Back in November, Santa Clara Resident Nicky Caldwell, 17, received his Eagle Scout Award at the Santa Clara Elks Lodge. At the event, Santa Clara Mayor Lisa Gillmor and City Council Member Kathy Watanabe recognized Caldwell with a Proclamation.
According to Caldwell, the Eagle Scout Award is the highest rank for members in the Scouts of BSA (Boy Scouts of America). To earn this award, Caldwell remodeled a lumber storage and set shop and constructed a mobile chopsaw table for the Roberta Jones Junior Theatre (RJJT), part of Santa Clara’s Parks and Recreation Department. Caldwell has been a cast member in many RJJT shows.
“For the Eagle project, a Scout has to plan and design something with fellow Scouts,” said Caldwell, a member of Troop #394. “It has to equal over 100 man hours. I worked with Kevin Cornelius (former Recreation Supervisor for Santa Clara’s Parks and Recreation Department), my scout master and the people who run the scouting board. My dad helped me with the building project, as well as my fellow Scouts.”
Caldwell’s objective was to revamp the area where sets for the theater are built.
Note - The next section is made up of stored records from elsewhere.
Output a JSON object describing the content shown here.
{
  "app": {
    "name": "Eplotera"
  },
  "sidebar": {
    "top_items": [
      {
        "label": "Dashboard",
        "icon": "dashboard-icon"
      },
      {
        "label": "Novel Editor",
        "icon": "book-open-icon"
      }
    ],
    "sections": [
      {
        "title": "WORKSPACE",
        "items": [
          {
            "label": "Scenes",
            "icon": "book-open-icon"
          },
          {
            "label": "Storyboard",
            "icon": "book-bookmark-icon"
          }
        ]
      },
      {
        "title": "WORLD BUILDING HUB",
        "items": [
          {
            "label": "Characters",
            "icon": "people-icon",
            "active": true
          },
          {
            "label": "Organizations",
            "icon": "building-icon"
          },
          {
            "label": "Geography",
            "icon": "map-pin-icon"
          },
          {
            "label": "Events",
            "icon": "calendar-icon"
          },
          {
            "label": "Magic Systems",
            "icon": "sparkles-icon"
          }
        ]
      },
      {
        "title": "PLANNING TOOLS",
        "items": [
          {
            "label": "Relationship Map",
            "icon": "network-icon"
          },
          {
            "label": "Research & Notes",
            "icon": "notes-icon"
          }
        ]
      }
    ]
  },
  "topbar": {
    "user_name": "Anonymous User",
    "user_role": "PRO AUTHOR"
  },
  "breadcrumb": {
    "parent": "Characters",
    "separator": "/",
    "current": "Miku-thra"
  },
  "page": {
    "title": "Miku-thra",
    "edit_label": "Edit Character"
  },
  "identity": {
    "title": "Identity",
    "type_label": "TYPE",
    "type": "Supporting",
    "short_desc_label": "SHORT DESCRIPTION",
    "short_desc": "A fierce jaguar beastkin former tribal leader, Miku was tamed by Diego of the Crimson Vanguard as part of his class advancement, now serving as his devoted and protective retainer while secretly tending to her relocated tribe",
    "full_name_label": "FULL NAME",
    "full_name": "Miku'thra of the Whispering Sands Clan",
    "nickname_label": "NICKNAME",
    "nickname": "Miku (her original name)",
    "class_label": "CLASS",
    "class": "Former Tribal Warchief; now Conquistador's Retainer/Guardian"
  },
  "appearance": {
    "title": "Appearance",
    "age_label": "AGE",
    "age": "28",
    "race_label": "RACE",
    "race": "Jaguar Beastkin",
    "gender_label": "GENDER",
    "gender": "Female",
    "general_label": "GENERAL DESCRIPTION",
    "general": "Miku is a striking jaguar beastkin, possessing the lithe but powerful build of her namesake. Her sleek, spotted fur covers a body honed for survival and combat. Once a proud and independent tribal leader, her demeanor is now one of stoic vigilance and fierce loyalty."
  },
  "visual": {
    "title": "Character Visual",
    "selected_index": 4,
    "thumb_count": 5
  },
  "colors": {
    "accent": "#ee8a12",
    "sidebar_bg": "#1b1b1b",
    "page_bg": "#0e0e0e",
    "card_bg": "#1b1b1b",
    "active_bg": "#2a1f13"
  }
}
He wanted to enhance the safety and accessibility of the environment that the set designers work in.
“The lumber storage is where RJJT stores the wood that would be used for sets,” Caldwell said. “There were entire sheets of uncut and unused wood that was on the bottom of stacks of other pieces of wood and we couldn’t get to them. I created new shelving systems that hold all the wood vertically like a bookshelf so people can easily decide what they want and take what they need.
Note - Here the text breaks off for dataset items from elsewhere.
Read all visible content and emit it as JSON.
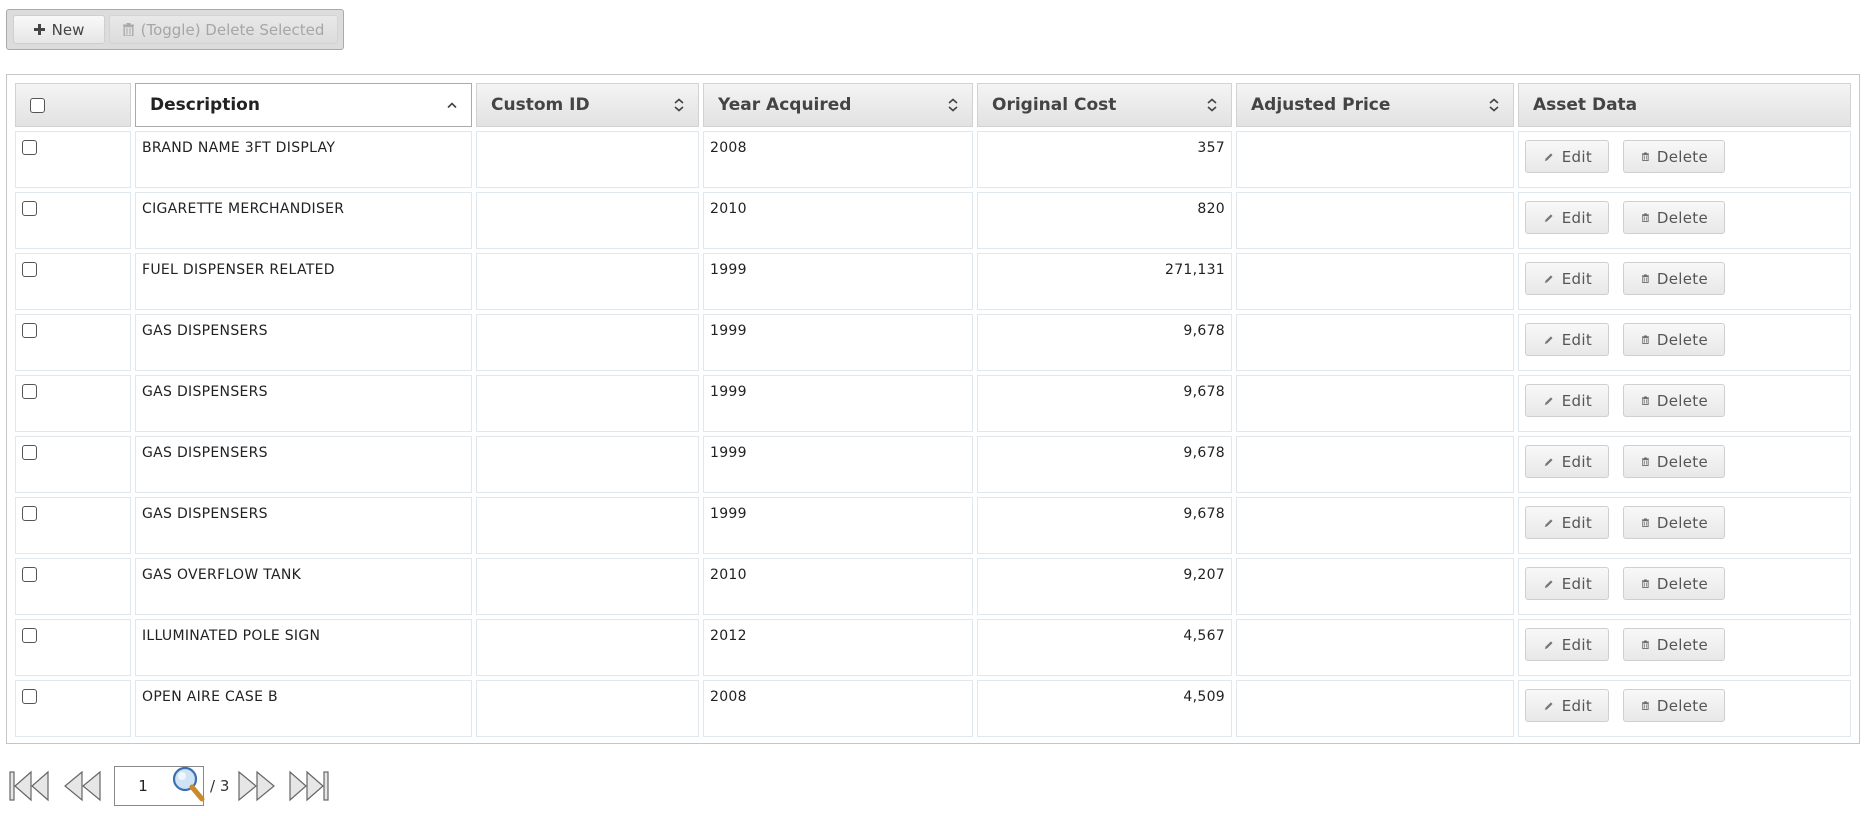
{
  "toolbar": {
    "new_label": "New",
    "delete_selected_label": "(Toggle) Delete Selected"
  },
  "table": {
    "columns": {
      "description": "Description",
      "custom_id": "Custom ID",
      "year_acquired": "Year Acquired",
      "original_cost": "Original Cost",
      "adjusted_price": "Adjusted Price",
      "asset_data": "Asset Data"
    },
    "sorted_column": "Description",
    "sort_direction": "ascending",
    "edit_label": "Edit",
    "delete_label": "Delete",
    "rows": [
      {
        "description": "BRAND NAME 3FT DISPLAY",
        "custom_id": "",
        "year": "2008",
        "cost": "357",
        "adjusted": ""
      },
      {
        "description": "CIGARETTE MERCHANDISER",
        "custom_id": "",
        "year": "2010",
        "cost": "820",
        "adjusted": ""
      },
      {
        "description": "FUEL DISPENSER RELATED",
        "custom_id": "",
        "year": "1999",
        "cost": "271,131",
        "adjusted": ""
      },
      {
        "description": "GAS DISPENSERS",
        "custom_id": "",
        "year": "1999",
        "cost": "9,678",
        "adjusted": ""
      },
      {
        "description": "GAS DISPENSERS",
        "custom_id": "",
        "year": "1999",
        "cost": "9,678",
        "adjusted": ""
      },
      {
        "description": "GAS DISPENSERS",
        "custom_id": "",
        "year": "1999",
        "cost": "9,678",
        "adjusted": ""
      },
      {
        "description": "GAS DISPENSERS",
        "custom_id": "",
        "year": "1999",
        "cost": "9,678",
        "adjusted": ""
      },
      {
        "description": "GAS OVERFLOW TANK",
        "custom_id": "",
        "year": "2010",
        "cost": "9,207",
        "adjusted": ""
      },
      {
        "description": "ILLUMINATED POLE SIGN",
        "custom_id": "",
        "year": "2012",
        "cost": "4,567",
        "adjusted": ""
      },
      {
        "description": "OPEN AIRE CASE B",
        "custom_id": "",
        "year": "2008",
        "cost": "4,509",
        "adjusted": ""
      }
    ]
  },
  "pager": {
    "current_page": "1",
    "total_label": "/ 3"
  },
  "colors": {
    "header_bg": "#e8e8e8",
    "cell_border": "#e0e8ee",
    "button_border": "#cfcfcf"
  }
}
“I designed the mobile chopsaw table with my dad,” Caldwell continued. “The mountable saw didn’t have a space to be mounted on. So, we couldn’t use the saw. I built a table that was more sturdy. It could be attached to this saw so you can use it safely. We put the saw on locking casters, a type of wheel, so the table could easily move. We also built a handy shelf on the bottom of the table so the saw could be stored away.”
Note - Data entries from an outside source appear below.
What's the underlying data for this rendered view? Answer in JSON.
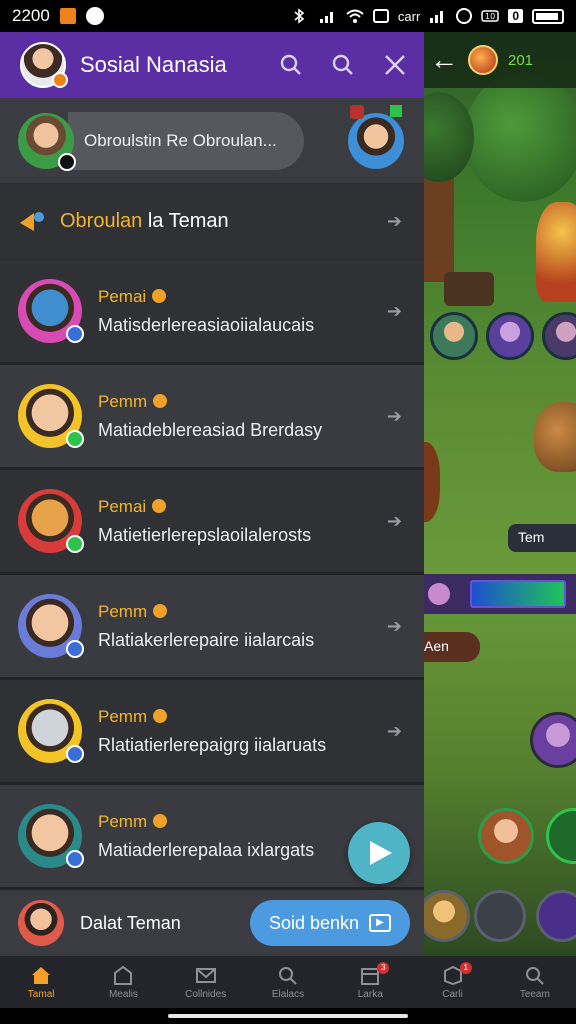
{
  "status_bar": {
    "time": "2200",
    "carrier": "carr",
    "battery_level": "0"
  },
  "app": {
    "title": "Sosial Nanasia"
  },
  "search": {
    "value": "Obroulstin Re Obroulan..."
  },
  "section": {
    "title_highlight": "Obroulan",
    "title_rest": " la Teman"
  },
  "friends": [
    {
      "name": "Pemai",
      "message": "Matisderlereasiaoiialaucais",
      "ring": "#d84bb4",
      "face": "#3f8fd0",
      "status": "blue"
    },
    {
      "name": "Pemm",
      "message": "Matiadeblereasiad Brerdasy",
      "ring": "#f2c427",
      "face": "#f2c6a0",
      "status": "green"
    },
    {
      "name": "Pemai",
      "message": "Matietierlerepslaoilalerosts",
      "ring": "#d93b3b",
      "face": "#e7a24a",
      "status": "green"
    },
    {
      "name": "Pemm",
      "message": "Rlatiakerlerepaire iialarcais",
      "ring": "#6a7bd8",
      "face": "#f2c6a0",
      "status": "blue"
    },
    {
      "name": "Pemm",
      "message": "Rlatiatierlerepaigrg iialaruats",
      "ring": "#f2c427",
      "face": "#cfd4da",
      "status": "blue"
    },
    {
      "name": "Pemm",
      "message": "Matiaderlerepalaa ixlargats",
      "ring": "#2a8a8a",
      "face": "#f2c6a0",
      "status": "blue"
    }
  ],
  "bottom": {
    "label": "Dalat Teman",
    "button": "Soid benkn"
  },
  "game": {
    "level": "201",
    "tag": "Tem",
    "an_label": "Aen"
  },
  "nav": [
    {
      "label": "Tamal",
      "icon": "home-icon",
      "active": true
    },
    {
      "label": "Mealis",
      "icon": "shop-icon"
    },
    {
      "label": "Collnides",
      "icon": "mail-icon"
    },
    {
      "label": "Elalacs",
      "icon": "search-icon"
    },
    {
      "label": "Larka",
      "icon": "calendar-icon",
      "badge": "3"
    },
    {
      "label": "Carli",
      "icon": "box-icon",
      "badge": "1"
    },
    {
      "label": "Teeam",
      "icon": "search-icon"
    }
  ],
  "colors": {
    "header": "#5b2ea4",
    "accent": "#f3b52b",
    "fab": "#4fb4c6",
    "cta": "#4c9be0"
  }
}
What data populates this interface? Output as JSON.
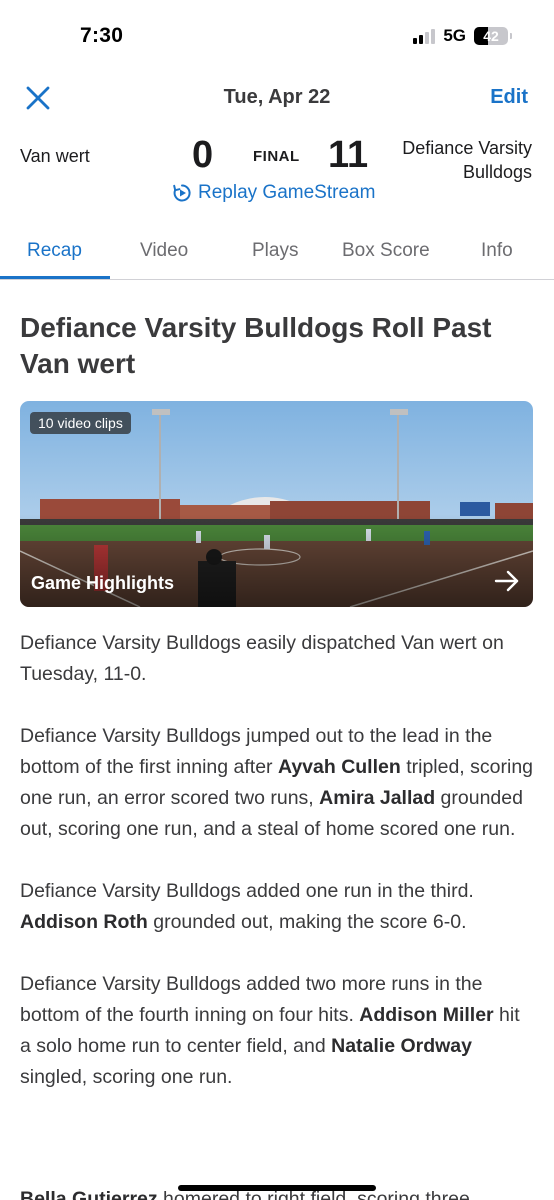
{
  "status_bar": {
    "time": "7:30",
    "network": "5G",
    "battery": "42",
    "battery_level": 0.42
  },
  "nav": {
    "date": "Tue, Apr 22",
    "edit_label": "Edit",
    "close_icon": "close-x-icon"
  },
  "game": {
    "away_team": "Van wert",
    "away_score": "0",
    "status": "FINAL",
    "home_score": "11",
    "home_team": "Defiance Varsity Bulldogs",
    "replay_label": "Replay GameStream",
    "replay_icon": "replay-icon"
  },
  "tabs": [
    {
      "label": "Recap",
      "active": true
    },
    {
      "label": "Video",
      "active": false
    },
    {
      "label": "Plays",
      "active": false
    },
    {
      "label": "Box Score",
      "active": false
    },
    {
      "label": "Info",
      "active": false
    }
  ],
  "recap": {
    "headline": "Defiance Varsity Bulldogs Roll Past Van wert",
    "video": {
      "clips_badge": "10 video clips",
      "title": "Game Highlights",
      "arrow_icon": "arrow-right-icon"
    },
    "paragraphs": [
      [
        {
          "text": "Defiance Varsity Bulldogs easily dispatched Van wert on Tuesday, 11-0.",
          "bold": false
        }
      ],
      [
        {
          "text": "Defiance Varsity Bulldogs jumped out to the lead in the bottom of the first inning after ",
          "bold": false
        },
        {
          "text": "Ayvah Cullen",
          "bold": true
        },
        {
          "text": " tripled, scoring one run, an error scored two runs, ",
          "bold": false
        },
        {
          "text": "Amira Jallad",
          "bold": true
        },
        {
          "text": " grounded out, scoring one run, and a steal of home scored one run.",
          "bold": false
        }
      ],
      [
        {
          "text": "Defiance Varsity Bulldogs added one run in the third. ",
          "bold": false
        },
        {
          "text": "Addison Roth",
          "bold": true
        },
        {
          "text": " grounded out, making the score 6-0.",
          "bold": false
        }
      ],
      [
        {
          "text": "Defiance Varsity Bulldogs added two more runs in the bottom of the fourth inning on four hits. ",
          "bold": false
        },
        {
          "text": "Addison Miller",
          "bold": true
        },
        {
          "text": " hit a solo home run to center field, and ",
          "bold": false
        },
        {
          "text": "Natalie Ordway",
          "bold": true
        },
        {
          "text": " singled, scoring one run.",
          "bold": false
        }
      ]
    ],
    "clipped_line": [
      {
        "text": "Bella Gutierrez",
        "bold": true
      },
      {
        "text": " homered to right field, scoring three",
        "bold": false
      }
    ]
  },
  "colors": {
    "accent": "#1a73c8",
    "text": "#3a3a3c"
  }
}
About 147 hours went into the planning and execution of the project. Caldwell began planning his Eagle Scout project in September 2018. After the plan was approved, he and his team began and completed the project in February 2019.
“One of the things I’ve learned from the Eagle process is self-discipline and leading through humility,” Caldwell said. “When I mention self discipline, what I mean is there’s so much to do, so much I need to accomplish. I have learned to lead through experience. It’s important to take advice from the people you’re leading instead of being hard set on your plans.
“For example, I had a last-minute brainstorming session with some of my Scouts regarding the shelving in the lumber storage,” Caldwall continued. “The vertical dividers we had didn’t function the way that we’d planned. The Scouts threw out some ideas. I picked one of their ideas, which was to create the shelving at an angle.”